Примерное время чтения: 9 минут
280

Кама Гинкас: «Я – не высокий лирик, я низкий «драмадел!»

Этот спектакль – результат творческой работы в соавторстве со сценографом Сергеем Бархиным, предложившим стильное решение пространственной среды пьесы. Среди исполнителей главных ролей – корифеи театра Игорь Волков и Семен Сытник, а также молодые артисты Мария Луговая и Юлия Марченко. На пресс-конференции с участием мастера побывал наш корреспондент.

– Кама Миронович, скажите, что же все-таки заставило вас поставить спектакль на сцене Александринского театра и как вы оцениваете свое возвращение в Петербург? Есть ли разница между московскими и петербургскими театрами?

– С Ленинградом меня связывает очень многое. Во-первых, я здесь учился. Во-вторых, я здесь женился. В-третьих, здесь у меня родился ребенок. В-четвертых, я здесь пытался ставить спектакли, правда, с большими паузами, которые кастрировали и закрывали. Так что я очень хорошо помню Ленинград. После большого десятилетнего перерыва вдруг ленинградцы устроили фестиваль спектаклей Камы Гинкаса, пригласив четыре моих спектакля. Это было году так в 91-м. Надо сказать, что я волновался чрезвычайно, потому что это была встреча с той немногочисленной публикой, которая еще оставалась и помнила меня. Очень удивило тогда, что на Невском проспекте растянули баннер «Фестиваль спектаклей Камы Гинкаса». А что касается идеи постановки на сцене Александринки, то начнем с того, что Фокина я знаю уже давно. Он ставил в нашем Московском ТЮЗе спектакль, который совместно с замечательным спектаклем Генриетты Яновской «Города» триумфально представлял в Авиньоне российское искусство в те времена. Поэтому, что такое Фокин, что он может и что он умеет – я знаю. А так как я все-таки практик театра и давно служу и знаю все обстоятельства, то я догадывался, зачем им он и что Фокин может сделать для Александринского театра, только сам участвовать в, простите за вольности, «очистке Авгиевых конюшен» и возведении на этом месте нового театра я не чувствовал силы. Я решил, что пусть он «почистит», а потом, если захочет, я приеду. Что и случилось. Когда он второй раз предложил мне, я уже видел спектакли, артистов, я знал, что происходит в театре. Что я могу сказать… Ведь Фокин построил уже второй театр. Он это делать умеет замечательно. Не без удовольствия я отмечаю: то, что здесь будет дисциплина, – я знал, то, что здесь все будет «крутиться», как и должно быть, – я был уверен. Но здесь потрясающая творческая атмосфера. Все жаждут что-то делать. Я работал во многих театрах России, работал за рубежом. И я знаю, что производственные театральные цеха стараются увильнуть от сложностей, которые искусство им предлагает: «Мы подумаем! Потом!» и т. д. Здесь я с этим не встречался. Не думаю, что это лишь отношение ко мне, я почти уверен, что это атмосфера театра. Теперь про разницу в театрах. Разницы в них нет никакой. Хорошие театры – одинаково хорошие везде, плохие – одинаково плохие везде, что за границей, что в России. Плохие артисты – одинаковы, хорошие – одинаковы! Вот и все.
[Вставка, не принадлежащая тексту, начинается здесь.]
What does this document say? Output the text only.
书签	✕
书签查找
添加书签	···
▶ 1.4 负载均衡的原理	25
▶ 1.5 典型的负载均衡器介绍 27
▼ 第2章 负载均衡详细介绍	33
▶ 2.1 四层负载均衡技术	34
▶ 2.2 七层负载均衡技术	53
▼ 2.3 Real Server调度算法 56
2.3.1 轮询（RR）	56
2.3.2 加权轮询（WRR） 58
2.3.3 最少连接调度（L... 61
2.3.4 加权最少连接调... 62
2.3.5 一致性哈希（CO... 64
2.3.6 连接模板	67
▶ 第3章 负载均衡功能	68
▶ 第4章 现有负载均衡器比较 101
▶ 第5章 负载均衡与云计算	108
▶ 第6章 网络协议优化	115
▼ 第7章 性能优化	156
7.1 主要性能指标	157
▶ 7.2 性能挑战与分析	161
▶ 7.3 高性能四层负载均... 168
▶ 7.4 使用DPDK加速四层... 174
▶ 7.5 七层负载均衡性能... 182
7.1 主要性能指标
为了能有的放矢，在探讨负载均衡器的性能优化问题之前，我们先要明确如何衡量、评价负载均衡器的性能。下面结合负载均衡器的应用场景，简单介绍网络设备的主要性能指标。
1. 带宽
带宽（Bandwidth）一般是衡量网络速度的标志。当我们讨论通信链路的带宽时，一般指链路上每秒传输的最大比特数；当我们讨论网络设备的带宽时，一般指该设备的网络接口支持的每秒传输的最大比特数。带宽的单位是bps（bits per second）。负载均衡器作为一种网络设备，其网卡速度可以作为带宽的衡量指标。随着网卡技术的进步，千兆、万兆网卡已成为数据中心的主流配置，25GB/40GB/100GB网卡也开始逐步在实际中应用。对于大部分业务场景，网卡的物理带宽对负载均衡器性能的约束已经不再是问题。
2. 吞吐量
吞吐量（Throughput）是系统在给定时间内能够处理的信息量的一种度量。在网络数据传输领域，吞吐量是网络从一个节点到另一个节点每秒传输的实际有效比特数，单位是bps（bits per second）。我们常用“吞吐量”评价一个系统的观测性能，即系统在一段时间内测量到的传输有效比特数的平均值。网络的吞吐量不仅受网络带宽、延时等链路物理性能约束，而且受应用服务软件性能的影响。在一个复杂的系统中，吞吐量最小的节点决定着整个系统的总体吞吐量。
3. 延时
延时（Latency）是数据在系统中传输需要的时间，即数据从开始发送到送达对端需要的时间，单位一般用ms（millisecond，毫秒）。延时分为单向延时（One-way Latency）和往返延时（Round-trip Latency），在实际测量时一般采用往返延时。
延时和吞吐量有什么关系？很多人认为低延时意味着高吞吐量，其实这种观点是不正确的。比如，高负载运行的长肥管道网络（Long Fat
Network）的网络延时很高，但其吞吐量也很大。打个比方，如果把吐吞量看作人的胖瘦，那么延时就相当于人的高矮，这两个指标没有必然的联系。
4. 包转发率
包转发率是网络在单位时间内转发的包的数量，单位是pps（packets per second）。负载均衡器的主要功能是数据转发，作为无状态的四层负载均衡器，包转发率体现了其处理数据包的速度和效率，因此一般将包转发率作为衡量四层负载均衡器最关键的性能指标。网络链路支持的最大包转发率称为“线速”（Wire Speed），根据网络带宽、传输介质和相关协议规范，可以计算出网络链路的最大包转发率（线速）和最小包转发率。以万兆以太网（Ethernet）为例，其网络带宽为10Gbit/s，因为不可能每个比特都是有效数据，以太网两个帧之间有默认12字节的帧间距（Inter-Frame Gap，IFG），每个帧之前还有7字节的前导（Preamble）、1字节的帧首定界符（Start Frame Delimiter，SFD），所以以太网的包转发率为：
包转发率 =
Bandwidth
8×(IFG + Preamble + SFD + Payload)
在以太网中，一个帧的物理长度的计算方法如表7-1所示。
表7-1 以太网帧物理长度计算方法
«Гедда Габлер – это девчонка, а не дама»

– Спектакль «Гедда Габлер» вы уже ставили. И вы вновь к этой пьесе возвращаетесь?

– Да, я ставил «Гедду Габлер». Это было очень давно. И мечтал поставить еще разочек. И я пытался ставить пьесу за границей. По разным обстоятельствам это отпало. Я участвовал в постановке моей студентки, которая поставила «Гедду Габлер» 4 года назад с молодыми артистами. Мне очень нравится эта пьеса, и мне казалось, что мы не все тогда при первой постановке сказали. Ту постановку я делал с замечательными артистами – Сергеем Юрским и Натальей Теняковой. Мне хотелось ведь даже сделать фильм «Гедда Габлер», и в Финляндии я начал было это делать. И когда Фокин предложил мне что-то делать – я сразу сказал: «Гедду Габлер!» И ему это показалось интересным. На самом деле, кто хорошо знает эту пьесу и знает историю этой пьесы – она никогда не имела успеха. Хотя это одна из самых гениальных пьес. И Чехов столько украл из этой пьесы! Ведь Чехов учился у Ибсена и, в частности, у этой пьесы. Для меня очень важно, что Гедда Габлер – это девчонка, а не дама. Для меня очень важно, что ее муж и все остальные действующие лица, за исключением Tea, это люди гораздо старше ее, люди совсем другого поколения. Тогда, когда я ставил пьесу в Москве, эти задачи я не мог решить, потому что были те артисты, которые были.

– Получается, что Гедда – это поколение рассерженных молодых людей?

– Я не знаю, в какой степени молодые люди рассержены. Но мне кажется, что Гедда не столько рассерженная, сколько является порождением всяких переломных исторических моментов, когда определенное поколение намерено жить так, как оно считает нужным, и не хочет учитывать ничего того, что было до них. А самое главное – либо жить сейчас и иметь все, либо вообще не надо жить, потому что это – бессмысленно! Ждать вот этой дряхлости, которая, как кажется девочке, уже наступила у сорокалетних…

– Можно задать вам вопрос про спектакль «Черный монах»? В телевизионном формате постановки в финале не чувствуется высокого лиризма… Почему?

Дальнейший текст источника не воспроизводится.